Starbucks is planning to enter the Indian Coffee retailing market. Of the three players discussed in the case, who do you think is competitively better placed to face competition form Starbucks and maintain their growth?

A Note on Starbucks

Competition of Starbucks


Out of the three players discussed in the case, CCD is better placed to face competition from Starbucks and maintain their growth.

This is because:


 

CCD has targeted the mass market consumer. They have considered the whole Indian market as their playground. This strategy has not been adapted by Barista and Qwikys. Moreover CCD is unable to keep pace with barista, it is growing steadily all over India and have catered to the needs of the entire gamut of people. CCD has also priced its products 20% lower than its competitors. This strategy has been adapted by CCD in order to attain competitive edge over their nearest rivals.
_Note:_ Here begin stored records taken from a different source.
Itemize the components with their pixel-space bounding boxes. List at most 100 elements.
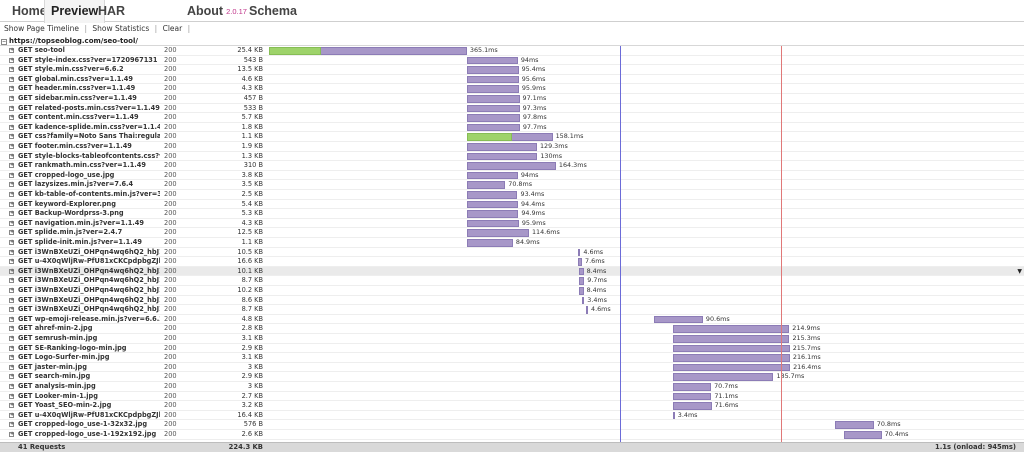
expand-icon[interactable]: + <box>9 344 15 351</box>
timing-bar[interactable] <box>672 411 675 420</box>
expand-icon[interactable]: + <box>9 248 15 255</box>
expand-icon[interactable]: + <box>9 287 15 293</box>
timing-bar[interactable] <box>466 143 537 151</box>
collapse-icon[interactable]: − <box>1 39 7 45</box>
clear-link[interactable]: Clear <box>162 24 183 33</box>
request-row[interactable]: + GET jaster-min.jpg 200 3 KB 216.4ms <box>0 363 1024 373</box>
timing-bar[interactable] <box>466 95 520 103</box>
request-row[interactable]: + GET global.min.css?ver=1.1.49 200 4.6 KB 9… <box>0 75 1024 85</box>
timing-bar[interactable] <box>466 56 518 65</box>
expand-icon[interactable]: + <box>9 335 15 341</box>
request-row[interactable]: + GET search-min.jpg 200 2.9 KB 185.7ms <box>0 372 1024 382</box>
timing-bar[interactable] <box>672 325 790 333</box>
expand-icon[interactable]: + <box>9 392 15 399</box>
timing-bar[interactable] <box>466 85 519 93</box>
expand-icon[interactable]: + <box>9 114 15 121</box>
expand-icon[interactable]: + <box>9 383 15 389</box>
expand-icon[interactable]: + <box>9 47 15 53</box>
expand-icon[interactable]: + <box>9 152 15 159</box>
request-row[interactable]: +GET i3WnBXeUZi_OHPqn4wq6hQ2_hbJ1xyN 200 8… <box>0 276 1024 286</box>
request-row[interactable]: +GET style-blocks-tableofcontents.css?ve… <box>0 152 1024 162</box>
expand-icon[interactable]: + <box>9 402 15 409</box>
request-row[interactable]: + GET related-posts.min.css?ver=1.1.49 200… <box>0 104 1024 114</box>
timing-bar[interactable] <box>466 191 518 199</box>
timing-bar[interactable] <box>466 114 520 122</box>
expand-icon[interactable]: + <box>9 85 15 92</box>
timing-bar[interactable] <box>672 383 712 391</box>
request-row[interactable]: + GET Backup-Wordprss-3.png 200 5.3 KB 94.9m… <box>0 209 1024 219</box>
caret-down-icon[interactable]: ▼ <box>1017 268 1022 275</box>
expand-icon[interactable]: + <box>9 239 15 245</box>
request-row[interactable]: + GET content.min.css?ver=1.1.49 200 5.7 KB… <box>0 113 1024 123</box>
expand-icon[interactable]: + <box>9 133 15 140</box>
timing-bar[interactable] <box>466 229 529 237</box>
tab-preview[interactable]: Preview <box>44 0 106 23</box>
expand-icon[interactable]: + <box>9 56 15 63</box>
timing-bar[interactable] <box>466 162 556 170</box>
expand-icon[interactable]: + <box>9 181 15 188</box>
request-row[interactable]: + GET cropped-logo_use-1-192x192.jpg 200 2.… <box>0 430 1024 440</box>
expand-icon[interactable]: + <box>9 421 15 428</box>
request-row[interactable]: + GET ahref-min-2.jpg 200 2.8 KB 214.9ms <box>0 324 1024 334</box>
page-header-row[interactable]: − https://topseoblog.com/seo-tool/ <box>0 37 1024 46</box>
expand-icon[interactable]: + <box>9 104 15 111</box>
request-row[interactable]: +GET u-4X0qWljRw-PfU81xCKCpdpbgZJl6XFp 20… <box>0 257 1024 267</box>
expand-icon[interactable]: + <box>9 363 15 370</box>
timing-bar[interactable] <box>672 344 790 353</box>
tab-schema[interactable]: Schema <box>249 4 297 18</box>
request-row[interactable]: +GET css?family=Noto Sans Thai:regular,7… <box>0 132 1024 142</box>
request-row[interactable]: +GET u-4X0qWljRw-PfU81xCKCpdpbgZJl6XFp 20… <box>0 411 1024 421</box>
request-row[interactable]: + GET kadence-splide.min.css?ver=1.1.49 20… <box>0 123 1024 133</box>
timing-bar[interactable] <box>577 258 583 266</box>
request-row[interactable]: + GET header.min.css?ver=1.1.49 200 4.3 KB 9… <box>0 84 1024 94</box>
expand-icon[interactable]: + <box>9 267 15 274</box>
request-row[interactable]: + GET splide.min.js?ver=2.4.7 200 12.5 KB 11… <box>0 228 1024 238</box>
request-row[interactable]: + GET sidebar.min.css?ver=1.1.49 200 457 B 9… <box>0 94 1024 104</box>
request-row[interactable]: + GET lazysizes.min.js?ver=7.6.4 200 3.5 KB… <box>0 180 1024 190</box>
request-row[interactable]: + GET cropped-logo_use.jpg 200 3.8 KB 94ms <box>0 171 1024 181</box>
expand-icon[interactable]: + <box>9 277 15 284</box>
request-row[interactable]: +GET i3WnBXeUZi_OHPqn4wq6hQ2_hbJ1xyN 200 1… <box>0 286 1024 296</box>
expand-icon[interactable]: + <box>9 210 15 217</box>
request-row[interactable]: + GET style-index.css?ver=1720967131 200 54… <box>0 56 1024 66</box>
timing-bar[interactable] <box>653 315 703 324</box>
expand-icon[interactable]: + <box>9 373 15 380</box>
expand-icon[interactable]: + <box>9 162 15 169</box>
request-row[interactable]: + GET Yoast_SEO-min-2.jpg 200 3.2 KB 71.6ms <box>0 401 1024 411</box>
expand-icon[interactable]: + <box>9 296 15 303</box>
request-row[interactable]: + GET SE-Ranking-logo-min.jpg 200 2.9 KB 215… <box>0 344 1024 354</box>
timing-bar[interactable] <box>466 152 538 161</box>
request-row[interactable]: +GET i3WnBXeUZi_OHPqn4wq6hQ2_hbJ1xyN 200 8… <box>0 305 1024 315</box>
expand-icon[interactable]: + <box>9 411 15 418</box>
expand-icon[interactable]: + <box>9 75 15 82</box>
request-row[interactable]: + GET analysis-min.jpg 200 3 KB 70.7ms <box>0 382 1024 392</box>
expand-icon[interactable]: + <box>9 354 15 361</box>
request-row[interactable]: + GET cropped-logo_use-1-32x32.jpg 200 576 … <box>0 420 1024 430</box>
request-row[interactable]: +GET i3WnBXeUZi_OHPqn4wq6hQ2_hbJ1xyN 200 1… <box>0 266 1024 277</box>
timing-bar[interactable] <box>466 123 520 132</box>
request-row[interactable]: + GET rankmath.min.css?ver=1.1.49 200 310 B… <box>0 161 1024 171</box>
timing-bar[interactable] <box>466 104 520 113</box>
request-row[interactable]: + GET Logo-Surfer-min.jpg 200 3.1 KB 216.1ms <box>0 353 1024 363</box>
request-row[interactable]: +GET i3WnBXeUZi_OHPqn4wq6hQ2_hbJ1xyN 200 8… <box>0 296 1024 306</box>
timing-bar[interactable] <box>835 421 874 429</box>
timing-bar[interactable] <box>466 210 519 218</box>
expand-icon[interactable]: + <box>9 95 15 101</box>
timing-bar[interactable] <box>579 267 584 276</box>
timing-bar[interactable] <box>672 354 790 362</box>
timing-bar[interactable] <box>672 335 790 343</box>
expand-icon[interactable]: + <box>9 258 15 265</box>
expand-icon[interactable]: + <box>9 143 15 149</box>
timing-bar[interactable] <box>579 287 584 295</box>
expand-icon[interactable]: + <box>9 431 15 437</box>
expand-icon[interactable]: + <box>9 123 15 130</box>
timing-bar[interactable] <box>466 181 506 189</box>
request-row[interactable]: + GET splide-init.min.js?ver=1.1.49 200 1.1… <box>0 238 1024 248</box>
expand-icon[interactable]: + <box>9 171 15 178</box>
timing-bar[interactable] <box>582 296 585 305</box>
request-row[interactable]: + GET seo-tool 200 25.4 KB 365.1ms <box>0 46 1024 56</box>
tab-har[interactable]: HAR <box>98 4 126 18</box>
expand-icon[interactable]: + <box>9 315 15 322</box>
expand-icon[interactable]: + <box>9 191 15 197</box>
expand-icon[interactable]: + <box>9 66 15 73</box>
CCD has a trend of Indian restraunt where as Barista & Qwikys have an Italian way of service in India. The above mentioned points will help CCD to face competition form Starbucks and maintain its steady growth in the market.

Question 4:

Do you think that the intense competition in the coffee retailing business is likely to cause consolidation? Explain with reasons

The case of consolidation seems to be unlikely in this scenario.

This is because:


Each of the three coffee parlors have their own way of functioning. They have different identities, different ambience, different prices, quality and customer relationship. Each of these coffee parlors have their own way of operation and are vying for the top position in the Indian Coffee market in their own way. Each of these coffee parlors have their own way of looking at things and the way they go about carrying on their business. Each of these coffee parlors will always have something different to offer to the customers. All these above mentioned factors distinguishes one firm from another thus putting light on the differentiation factor.